The International Digital Publishing Forum’s epub e-book standard received a big vote of support this morning when Sony announced that effective immediately its Sony Reader will now support the standard. Beginning in August, all new devices shipped will use epub, and right now owners of existing devices can go to http://esupport.sony.com to update their device’s software for epub support.

Brennan Mullin, v-p of Sony Audio, said the company was adopting the epub standard to encourage more vendors, booksellers and publishers to get involved in the e-book market and to broaden the amount of content that can be viewed on the Reader. The move to use epub is a significant change in approach for Sony, which has used its own standards and restricted consumers to buying e-books for the Reader from its own store. The use of epub will allow consumers to buy titles from a variety of outlets and will grow the number of titles compatible with the Reader to well passed the 45,000 now available through its online store. Another avenue for new material will be Adobe: Sony also annouced today that the device will support Adobe e-books with DRM and will also have the capability to reflow standard PDF e-books and other documents.

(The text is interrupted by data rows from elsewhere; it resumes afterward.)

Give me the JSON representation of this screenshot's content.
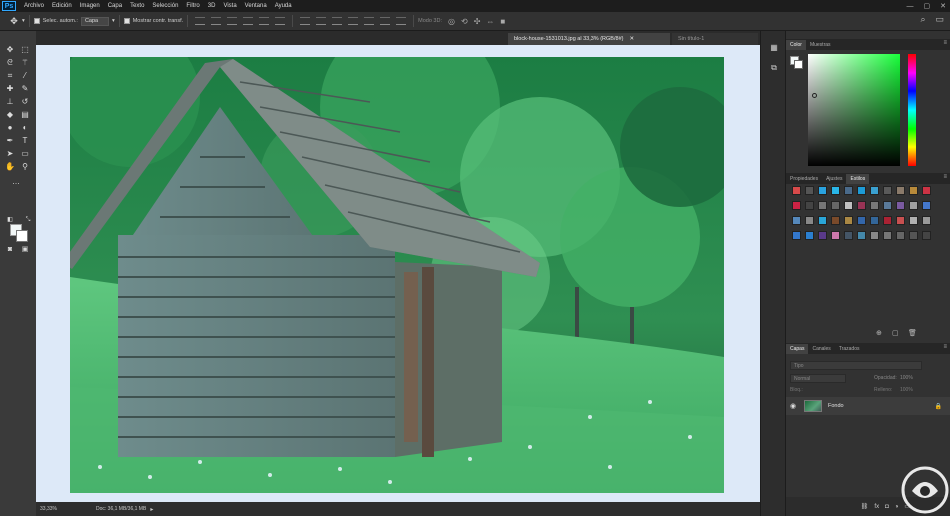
{
  "app": {
    "logo": "Ps"
  },
  "menu": [
    "Archivo",
    "Edición",
    "Imagen",
    "Capa",
    "Texto",
    "Selección",
    "Filtro",
    "3D",
    "Vista",
    "Ventana",
    "Ayuda"
  ],
  "window_controls": [
    "—",
    "▢",
    "✕"
  ],
  "options": {
    "auto_select_label": "Selec. autom.:",
    "auto_select_value": "Capa",
    "transform_label": "Mostrar contr. transf.",
    "mode_3d_label": "Modo 3D:"
  },
  "tabs": [
    {
      "label": "block-house-1531013.jpg al 33,3% (RGB/8#)",
      "close": "✕"
    },
    {
      "label": "Sin título-1",
      "close": ""
    }
  ],
  "status": {
    "zoom": "33,33%",
    "doc": "Doc: 36,1 MB/36,1 MB"
  },
  "panels": {
    "color_tabs": [
      "Color",
      "Muestras"
    ],
    "styles_tabs": [
      "Propiedades",
      "Ajustes",
      "Estilos"
    ],
    "layers_tabs": [
      "Capas",
      "Canales",
      "Trazados"
    ],
    "filter_placeholder": "Tipo",
    "blend_mode": "Normal",
    "opacity_label": "Opacidad:",
    "opacity_value": "100%",
    "lock_label": "Bloq.:",
    "fill_label": "Relleno:",
    "fill_value": "100%",
    "layer_name": "Fondo"
  },
  "colors": {
    "accent": "#31a8ff",
    "canvas_bg": "#dde9f8",
    "foreground": "#f2f7f7",
    "background": "#ffffff",
    "style_swatches": [
      "#d84a4a",
      "#555555",
      "#2aa3e0",
      "#29b6e8",
      "#4a6a8a",
      "#1d9bd6",
      "#3aa0d0",
      "#5a5a5a",
      "#8a7a6a",
      "#b88a3a",
      "#cc3344",
      "#cc2244",
      "#444444",
      "#777777",
      "#666666",
      "#c0c0c0",
      "#993355",
      "#777777",
      "#5a7a9a",
      "#7a5aa0",
      "#a0a0a0",
      "#4477cc",
      "#5588bb",
      "#888888",
      "#2aa6d8",
      "#7a4a2a",
      "#aa8844",
      "#3366aa",
      "#336699",
      "#aa2233",
      "#c85050",
      "#b0b0b0",
      "#999999",
      "#3377cc",
      "#2b7fcf",
      "#5a3a8a",
      "#cc77aa",
      "#445566",
      "#4488aa",
      "#888888",
      "#777777",
      "#666666",
      "#555555",
      "#444444"
    ]
  },
  "icons": {
    "move": "move-icon",
    "marquee": "marquee-icon",
    "lasso": "lasso-icon",
    "wand": "magic-wand-icon",
    "crop": "crop-icon",
    "eyedropper": "eyedropper-icon",
    "heal": "healing-icon",
    "brush": "brush-icon",
    "stamp": "clone-stamp-icon",
    "history": "history-brush-icon",
    "eraser": "eraser-icon",
    "gradient": "gradient-icon",
    "blur": "blur-icon",
    "dodge": "dodge-icon",
    "pen": "pen-icon",
    "type": "type-icon",
    "path": "path-selection-icon",
    "shape": "shape-icon",
    "hand": "hand-icon",
    "zoom": "zoom-icon"
  }
}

Publishers, who generally favor the one-format approach made possible by epub, welcomed Sony’s decision. “Sony’s support of epub is an important step forward in the cooperation of publishers and portable digital book manufacturers to create better experiences for readers,” said Brent Lewis, v-p digital & internet for Harlequin. “We’re thrilled with the upgrade.”  IDPF, of which Sony is a member, approved epub as an industrywide standard in an attempt to foster interoperability among e-book reading devices.

Mullin said sales of the Reader have been steady and that sales of titles have increased. Interest in e-books has grown and although reluctant to credit a competitor, Mullin acknowledged that the buzz around Amazon’s Kindle “has been good for everybody in the e-book market.” Amazon, however, has not adopted the epub standard.

In addition to adopting the epub standard, Sony has announced it has started offering the Reader in the U.K.

eBooks and ILL, is there a solution?

I’ve been hearing lots of conversation about eBooks and the inability to use them for ILL requests.  With a shift in purchasing to electronic, how will this affect the ILL service? Should we be getting ILL rights with purchase?  How would that work in the world of authentication and proxy servers?  Are librarians thinking about ILL needs when purchasing electronic titles over print? What are your thoughts?